I’m aware of the controversy in the adoption world over people doing just what I suggested my sister do. It doesn’t matter that we’re raising funds to help the orphanage, too. We’re not—as critics would offer—using the money to empower women to keep their children in the first place. We wish for that world, too, where no one who wants to keep a child is forced to relinquish that child or abandon it. In the mean time, the orphans are reaching.

Our birth mother said she was told if she changed her mind about giving us up for adoption, she’d be on the hook for the bill for her prenatal care and for the labor and delivery.  She’d be on the hook for that and raising the two of us.

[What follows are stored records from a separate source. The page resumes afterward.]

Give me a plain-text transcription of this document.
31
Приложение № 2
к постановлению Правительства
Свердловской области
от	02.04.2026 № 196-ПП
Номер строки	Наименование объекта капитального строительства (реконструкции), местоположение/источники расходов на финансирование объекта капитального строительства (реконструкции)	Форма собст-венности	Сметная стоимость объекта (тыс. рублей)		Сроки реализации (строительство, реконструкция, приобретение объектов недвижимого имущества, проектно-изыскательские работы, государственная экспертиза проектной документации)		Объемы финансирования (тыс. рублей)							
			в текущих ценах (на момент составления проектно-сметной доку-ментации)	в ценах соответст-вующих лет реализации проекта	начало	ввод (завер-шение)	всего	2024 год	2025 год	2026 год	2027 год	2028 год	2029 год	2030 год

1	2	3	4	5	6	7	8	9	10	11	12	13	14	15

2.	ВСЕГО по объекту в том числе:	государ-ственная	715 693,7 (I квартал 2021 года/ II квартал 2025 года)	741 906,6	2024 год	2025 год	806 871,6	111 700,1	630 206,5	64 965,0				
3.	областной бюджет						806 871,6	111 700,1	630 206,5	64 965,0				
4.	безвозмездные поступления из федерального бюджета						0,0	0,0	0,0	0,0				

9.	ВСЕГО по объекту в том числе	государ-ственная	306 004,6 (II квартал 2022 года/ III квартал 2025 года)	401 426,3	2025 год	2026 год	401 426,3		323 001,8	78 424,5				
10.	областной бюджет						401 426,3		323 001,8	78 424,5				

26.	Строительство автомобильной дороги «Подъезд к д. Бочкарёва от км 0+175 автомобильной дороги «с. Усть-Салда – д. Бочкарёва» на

Money is not the only what if in the complex equation that is adoption, but at the time, my parents had enough to make it happen and our birth mother was backed into a corner in part because she didn’t.  By the grace of our own hard times in the years to come, my twin and I went on to learn humility and gratitude that had nothing to do with being adopted but certainly adds some irony to the differentials in the initial transaction.

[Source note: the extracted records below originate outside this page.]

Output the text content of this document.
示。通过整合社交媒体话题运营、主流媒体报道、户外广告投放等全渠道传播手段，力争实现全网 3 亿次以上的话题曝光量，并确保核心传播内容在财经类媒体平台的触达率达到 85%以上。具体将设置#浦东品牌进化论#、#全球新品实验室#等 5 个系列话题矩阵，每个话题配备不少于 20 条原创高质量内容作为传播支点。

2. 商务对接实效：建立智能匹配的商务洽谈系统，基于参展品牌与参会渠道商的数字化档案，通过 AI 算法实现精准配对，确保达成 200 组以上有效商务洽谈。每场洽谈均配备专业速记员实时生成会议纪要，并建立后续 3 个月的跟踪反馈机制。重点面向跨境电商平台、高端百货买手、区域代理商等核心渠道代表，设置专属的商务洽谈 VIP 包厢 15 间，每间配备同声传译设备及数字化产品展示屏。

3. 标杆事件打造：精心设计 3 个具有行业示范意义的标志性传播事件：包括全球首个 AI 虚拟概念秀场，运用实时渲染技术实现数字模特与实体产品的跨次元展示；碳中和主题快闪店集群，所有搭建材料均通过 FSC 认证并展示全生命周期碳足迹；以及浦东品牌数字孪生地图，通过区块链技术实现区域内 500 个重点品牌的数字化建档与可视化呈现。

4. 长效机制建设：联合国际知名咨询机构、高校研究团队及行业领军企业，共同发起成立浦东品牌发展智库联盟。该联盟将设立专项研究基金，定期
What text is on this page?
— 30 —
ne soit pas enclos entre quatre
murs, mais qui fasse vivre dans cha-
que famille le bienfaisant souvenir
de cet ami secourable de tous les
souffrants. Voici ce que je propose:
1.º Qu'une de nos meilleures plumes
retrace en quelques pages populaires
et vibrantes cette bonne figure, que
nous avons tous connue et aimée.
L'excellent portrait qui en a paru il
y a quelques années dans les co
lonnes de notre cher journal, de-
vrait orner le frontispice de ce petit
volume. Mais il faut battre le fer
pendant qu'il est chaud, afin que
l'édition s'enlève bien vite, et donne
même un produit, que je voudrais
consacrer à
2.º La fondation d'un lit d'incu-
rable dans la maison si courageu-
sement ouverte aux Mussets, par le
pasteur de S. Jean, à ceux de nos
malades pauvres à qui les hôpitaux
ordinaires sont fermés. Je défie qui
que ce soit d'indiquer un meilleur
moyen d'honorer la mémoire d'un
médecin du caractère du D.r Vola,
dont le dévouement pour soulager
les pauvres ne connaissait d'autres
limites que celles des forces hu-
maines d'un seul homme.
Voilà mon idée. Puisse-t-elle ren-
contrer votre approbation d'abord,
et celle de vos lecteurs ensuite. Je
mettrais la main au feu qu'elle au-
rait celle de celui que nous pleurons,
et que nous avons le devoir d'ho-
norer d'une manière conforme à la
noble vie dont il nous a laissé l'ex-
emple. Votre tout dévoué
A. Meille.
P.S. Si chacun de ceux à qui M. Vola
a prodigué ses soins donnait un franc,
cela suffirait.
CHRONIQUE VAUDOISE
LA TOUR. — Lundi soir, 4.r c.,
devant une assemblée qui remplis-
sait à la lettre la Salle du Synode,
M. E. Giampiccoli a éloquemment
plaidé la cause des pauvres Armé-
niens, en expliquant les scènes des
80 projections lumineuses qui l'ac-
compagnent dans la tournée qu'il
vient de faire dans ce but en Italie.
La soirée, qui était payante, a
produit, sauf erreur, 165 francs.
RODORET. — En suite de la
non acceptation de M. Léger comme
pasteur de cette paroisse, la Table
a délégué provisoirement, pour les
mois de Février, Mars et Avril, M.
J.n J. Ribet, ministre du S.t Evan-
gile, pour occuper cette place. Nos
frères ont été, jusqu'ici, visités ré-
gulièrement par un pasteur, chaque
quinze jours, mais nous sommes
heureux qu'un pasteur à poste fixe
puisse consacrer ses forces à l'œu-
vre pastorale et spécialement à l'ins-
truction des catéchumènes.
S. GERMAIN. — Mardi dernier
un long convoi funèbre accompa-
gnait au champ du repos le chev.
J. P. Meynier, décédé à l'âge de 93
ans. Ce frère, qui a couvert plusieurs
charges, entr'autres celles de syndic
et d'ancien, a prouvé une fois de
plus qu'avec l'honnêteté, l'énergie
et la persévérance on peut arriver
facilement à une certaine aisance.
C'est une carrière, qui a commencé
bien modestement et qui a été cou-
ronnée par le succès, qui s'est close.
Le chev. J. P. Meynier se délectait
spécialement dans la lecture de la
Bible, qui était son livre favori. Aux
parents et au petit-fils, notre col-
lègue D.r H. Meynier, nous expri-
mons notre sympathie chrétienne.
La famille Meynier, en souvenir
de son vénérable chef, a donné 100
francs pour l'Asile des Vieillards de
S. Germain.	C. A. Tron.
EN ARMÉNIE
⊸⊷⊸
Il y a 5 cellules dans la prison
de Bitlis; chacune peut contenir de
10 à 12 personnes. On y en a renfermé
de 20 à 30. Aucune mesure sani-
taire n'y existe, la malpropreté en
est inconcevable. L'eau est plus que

I wonder what my new nephew will think some day of these efforts to make him a part of our family. I don’t want or need or expect him to be grateful. I only hope, as he works out his own story, that he will feel the village’s love. For this is true at any cost: So many people loved him before any of us knew who he was.




One Comment leave one →
  1. August 8, 2014 3:35 pm

    My heart aches for the little girl who worried so about cost. I don’t remember the adoption fee, but, although much less than it would be today, it must have been hard for some people to raise. No matter the cost, your parents were repaid over and over in the magical joy of having you and Jackie. I am praying for success in Jackie’s fund raising, I know there is a special child there who needs her more than anything. Thank you for sharing this.